Конечно, о картине знал Ле Галле, но что именно было ему известно? Только то, что Чайна Ривер хотела похитить произведение искусства из коллекции Ги Бруара. И ничего больше. На какую именно картину она нацелилась, кто ее нарисовал, откуда она взялась и как было совершено ограбление… Единственным человеком, посвященным во все подробности, был сам Сент-Джеймс. В его власти было поступить сейчас так, как он сочтет нужным.

— В нашей семье отец всегда передавал ее старшему сыну, — пояснила племяннику Рут. — Наверное, так наследник становился патриархом. Тебе хотелось бы иметь ее, дорогой?

Адриан покачал головой.

— Со временем, возможно, — ответил он ей. — Но не сейчас. Отец хотел, чтобы она была у тебя.

Рут с любовью коснулась картины в том месте, где на переднем плане навеки застыли текучие складки платья святой Варвары. За ее спиной неизменные каменщики вытесывали и укладывали гранитные глыбы. Рут улыбнулась спокойному лику святой и прошептала:

— Спасибо, брат. Спасибо. Ты сдержал слово, которое дал маме.

Она встрепенулась и спросила Сент-Джеймса:

— Вы хотели увидеть ее снова. Почему?

Ответ оказался очень простым.

— Потому что она прекрасна, — сказал он, — а я пришел сказать вам «прощайте».

После этого он ушел. Они дошли с ним до лестницы. Он просил их не провожать его дальше, так как дорога ему известна. Но они все же спустились на один пролет и остановились на площадке. Рут сказала, что хочет отдохнуть у себя. Она слабела с каждым днем.

Адриан вызвался сам уложить ее в постель.

— Возьми мою руку, тетя Рут, — велел он ей.


Дебора дожидалась завершающего визита невролога, который наблюдал за ее выздоровлением. Он должен был снять последний запрет, после чего они с Саймоном смогут отправиться назад, в Англию. Она даже оделась соответствующим образом, предвкушая благословение врача. И села на неудобный шведский стул у кровати, а чтобы не оставить у врача никаких сомнений относительно своих желаний, даже свернула одеяло и простыню, подготовив место для следующего пациента.

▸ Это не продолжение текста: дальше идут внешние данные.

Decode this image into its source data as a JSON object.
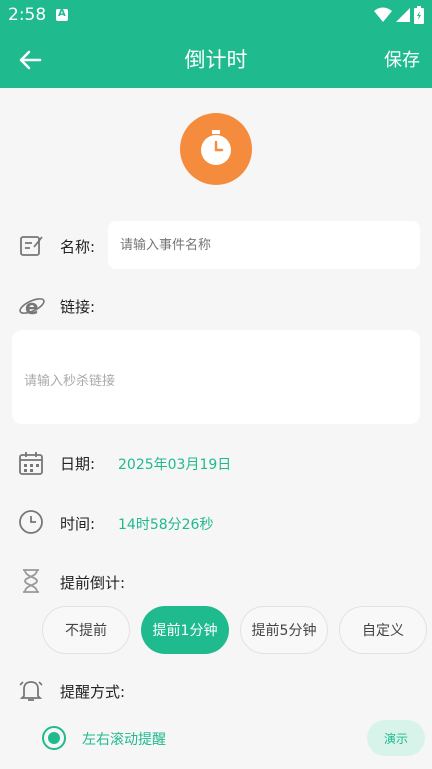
{
  "status": {
    "time": "2:58",
    "notif_glyph": "A"
  },
  "appbar": {
    "title": "倒计时",
    "save_label": "保存"
  },
  "form": {
    "name_label": "名称:",
    "name_placeholder": "请输入事件名称",
    "link_label": "链接:",
    "link_placeholder": "请输入秒杀链接",
    "date_label": "日期:",
    "date_value": "2025年03月19日",
    "time_label": "时间:",
    "time_value": "14时58分26秒",
    "advance_label": "提前倒计:",
    "advance_options": [
      "不提前",
      "提前1分钟",
      "提前5分钟",
      "自定义"
    ],
    "advance_selected": "提前1分钟",
    "remind_label": "提醒方式:",
    "remind_option": "左右滚动提醒",
    "demo_label": "演示"
  },
  "colors": {
    "accent": "#1fba8e",
    "clock": "#f58c3d"
  }
}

Ее слух улучшался с каждым днем. Швы с подбородка сняли. Синяки заживали, царапины и ссадины на лице исчезали прямо на глазах. Вот с внутренними повреждениями дело обстояло сложнее. Пока никаких особых неудобств они ей не причиняли, но Дебора знала, что день расплаты рано или поздно придет.

Когда дверь ее палаты отворилась, она ожидала увидеть врача и даже привстала, чтобы поздороваться. Но на пороге стоял Чероки Ривер.

— Я сразу хотел прийти, но… дел было много. А когда их стало меньше, я не знал, как показаться тебе на глаза. И что сказать. Я и сейчас не знаю. Но мне надо было прийти. Через пару часов я уезжаю.

Она хотела пожать ему руку, но он не взял протянутую ему ладонь.

— Мне очень жаль. — Она опустила руку.

— Я везу ее домой, — продолжал он. — Ма хотела прилететь и помочь, но я сказал…

Он усмехнулся, но не от радости, а чтобы скрыть горе. И провел по своим кудрявым волосам ладонью.

— Она бы не захотела, чтобы ма приехала. Она вообще никогда не хотела, чтобы ма была рядом. Да и вообще, что толку ей сюда ехать: лететь в такую даль, чтобы тут же развернуться и назад? Но она рвалась приехать. И так плакала. Они не разговаривали… не знаю сколько. Может, год. А может, два. Чайне не нравилось… не знаю. Я вообще не знаю, что ей нравилось, а что нет.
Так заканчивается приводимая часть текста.